Parathaa (Preserving and Assimilating Region-specific Ambiguities in Taxonomic Hierarchical Assignments for Amplicons) is a tool used for the taxonomic assignment of amplicon sequences that takes into account the uncertainty associated with using specific variable regions/primers. Parathaa does this by generating new primer-trimmed phylogenetic trees from reference amplicon sequence datasets and then determines the optimal phylogenetic distances within that tree for taxonomic labeling. Parathaa then can use this tree to assign taxonomy to query amplicon sequences by aligning and placing those sequences into the new primer-trimmed reference database.
anpan
Genetic and genomic variation among microbial strains can dramatically influence their phenotypes and environmental impact, including on human health. However, inferential methods for quantifying these differences have been lacking. Strain-level metagenomic profiling data has several features that make traditional statistical methods challenging to use, including high dimensionality, extreme variation among samples, and complex phylogenetic relatedness. We present Anpan, a set of quantitative methods addressing three key challenges in microbiome strain epidemiology. First, adaptive filtering designed to interrogate microbial strain gene carriage is combined with linear models to identify strain-specific genetic elements associated with host health outcomes and other phenotypes. Second, phylogenetic generalized linear mixed models are used to characterize the association of sub-species lineages with such phenotypes. Finally, random effects models are used to identify pathways more likely to be retained or lost by outcome-associated strains. We validated our methods by simulation, showing that we achieve more accurate effect size estimation and a lower false positive rate compared to alternative methodologies. We then applied our methods to a dataset of 1,262 colorectal cancer patients, identifying functionally adaptive genes and strong phylogenetic effects associated with CRC status, sometimes complementing and sometimes extending known species-level microbiome CRC biomarkers. Anpan’s methods have been implemented as a publicly available R library to support microbial community strain and genetic epidemiology in a variety of contexts, environments, and phenotypes.
FUGAsseM
FUGAsseM (Function predictor of Uncharacterized Gene products by Assessing high-dimensional community data in Microbiomes) is a computational tool based on a “guilt by association” approach to predict functions of novel gene products in the context of microbial communities. It uses machine learning methods to predict functions of microbial proteins by integrating multiple types of community-wide data.
MACARRoN
MACARRoN (Metabolome Analysis and Combined Annotation Ranks to pRioritize Novel bioactives) is a computational workflow for the systematic analysis of microbial community associated metabolomes towards prioritization of novel, potentially bioactive metabolites. Here, bioactivity indicates the likelihood of causal or consequential involvement in a phenotype or environment of interest. MACARRoN is based on the principle of guilt-by-association and uses correlated abundances (covariance) between metabolic features to transfer biologically meaningful annotations from annotated metabolites to unknown metabolic features in large-scale, untargeted metabolomes.
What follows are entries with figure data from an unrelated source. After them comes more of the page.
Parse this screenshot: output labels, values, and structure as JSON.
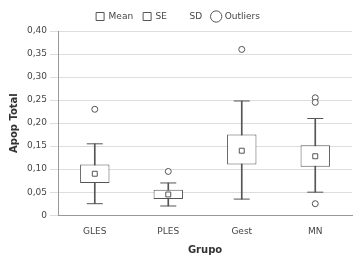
{
  "chart_data": {
    "type": "box",
    "x_label": "Grupo",
    "y_label": "Apop Total",
    "categories": [
      "GLES",
      "PLES",
      "Gest",
      "MN"
    ],
    "series": [
      {
        "name": "Mean",
        "values": [
          0.09,
          0.045,
          0.14,
          0.128
        ]
      },
      {
        "name": "SE",
        "low": [
          0.07,
          0.035,
          0.11,
          0.105
        ],
        "high": [
          0.11,
          0.055,
          0.175,
          0.152
        ]
      },
      {
        "name": "SD",
        "low": [
          0.025,
          0.02,
          0.035,
          0.05
        ],
        "high": [
          0.155,
          0.07,
          0.248,
          0.21
        ]
      },
      {
        "name": "Outliers",
        "values": [
          [
            0.23
          ],
          [
            0.095
          ],
          [
            0.36
          ],
          [
            0.255,
            0.245,
            0.025
          ]
        ]
      }
    ],
    "ylim": [
      0,
      0.4
    ],
    "yticks": [
      0,
      {
        "value": 0.05,
        "label": "0,05"
      },
      {
        "value": 0.1,
        "label": "0,10"
      },
      {
        "value": 0.15,
        "label": "0,15"
      },
      {
        "value": 0.2,
        "label": "0,20"
      },
      {
        "value": 0.25,
        "label": "0,25"
      },
      {
        "value": 0.3,
        "label": "0,30"
      },
      {
        "value": 0.35,
        "label": "0,35"
      },
      {
        "value": 0.4,
        "label": "0,40"
      }
    ],
    "grid": true,
    "legend": "top"
  }
}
For each metabolic feature, MACARRoN evaluates quantitative indicators of bioactivity such as abundance versus covarying, abundant known metabolite aka anchor (AVA), and q-value and effect size of differential abundance in a phenotype of interest. Finally, it prioritizes metabolic features with respect to their bioactivity based on the meta-rank of the aforementioned indicators of bioactivity. MACARRoN is available as a Bioconductor package and can be run via both command line and R.
KneadData
KneadData is a tool designed to perform quality control on metagenomic sequencing data, especially data from microbiome experiments. In these experiments, samples are typically taken from a host in hopes of learning something about the microbial community on the host. However, metagenomic sequencing data from such experiments will often contain a high ratio of host to bacterial reads. This tool aims to perform principled in silico separation of bacterial reads from these “contaminant” reads, be they from cat, dog, or human hosts, from bacterial 16S or shotgun sequences, or other user-defined sources.
The bioBakery
The bioBakery workflows is a collection of workflows and tasks for executing common microbial community analyses using standardized, validated tools and parameters. Quality control and statistical summary reports are automatically generated for most data types, which include 16S amplicons, metagenomes, and metatranscriptomes. Workflows are run directly from the command line and tasks can be imported to create your own custom workflows. The workflows and tasks are built with AnADAMA2 which allows for parallel task execution locally and in a grid compute environment.